Sudan paramilitary chief admits withdrawal from capital

Published: 30 Mar 2025 - 04:15 pm | Last Updated: 30 Mar 2025 - 04:38 pm
General Mohamed Hamdan Dagalo, Deputy Head of the Sudan Transitional Military Council, attends the signing ceremony of the agreement on peace and ceasefire in Juba, South Sudan October 21, 2019. File Photo / Reuters

General Mohamed Hamdan Dagalo, Deputy Head of the Sudan Transitional Military Council, attends the signing ceremony of the agreement on peace and ceasefire in Juba, South Sudan October 21, 2019. File Photo / Reuters

AFP

Cairo: The head of the Sudanese paramilitary Rapid Support Forces admitted in a speech to fighters on Sunday that the group had withdrawn from the capital Khartoum which rival army forces have retaken.

The comment from RSF commander Mohamed Hamdan Daglo came three days after the group said there would be "no retreat and no surrender" and that its forces had "repositioned", despite the army's declaration on Thursday that "the last pockets" of the RSF had been eliminated from Khartoum after nearly two years of war.

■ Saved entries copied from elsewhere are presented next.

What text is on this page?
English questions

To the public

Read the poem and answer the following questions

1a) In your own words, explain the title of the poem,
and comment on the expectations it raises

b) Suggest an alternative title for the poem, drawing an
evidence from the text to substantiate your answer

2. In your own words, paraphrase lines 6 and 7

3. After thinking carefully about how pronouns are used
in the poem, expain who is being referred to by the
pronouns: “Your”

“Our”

"I confirm to you that we have indeed left Khartoum, but... we will return with even stronger determination," Daglo said in the speech posted on social media.

The war has created what the United Nations describes as the world's worst hunger and displacement crises. More than 12 million people have been uprooted, tens of thousands killed, and a UN-backed assessment declared famine in parts of the country.

"All those who think that there are negotiations or agreements in process with this diabolical movement are mistaken," Daglo said, in reference to the army.

"We have neither agreement nor discussion with them -- only the language of arms."

Army chief Abdel Fattah al-Burhan on Saturday also vowed not to back down, after a decisive blitz in which the army reclaimed the presidential palace, the war-damaged airport and other key sites in the city centre where buildings are burned and bullet-scarred.

"We will neither forgive, nor compromise, nor negotiate," Burhan said, adding that victory would only be complete when "the last rebel has been eradicated from the last corner of Sudan".

Despite the military's reclaiming of Khartoum, Africa's third-largest country remains essentially divided in two by the war. The army holds sway in the east and north while the RSF controls most of the vast Darfur region in the west, where it is rooted, and parts of the south.

Pope Francis, recovering from a life-threatening bout of pneumonia, on Sunday issued written prayers and urged new negotiations as soon as possible in Sudan.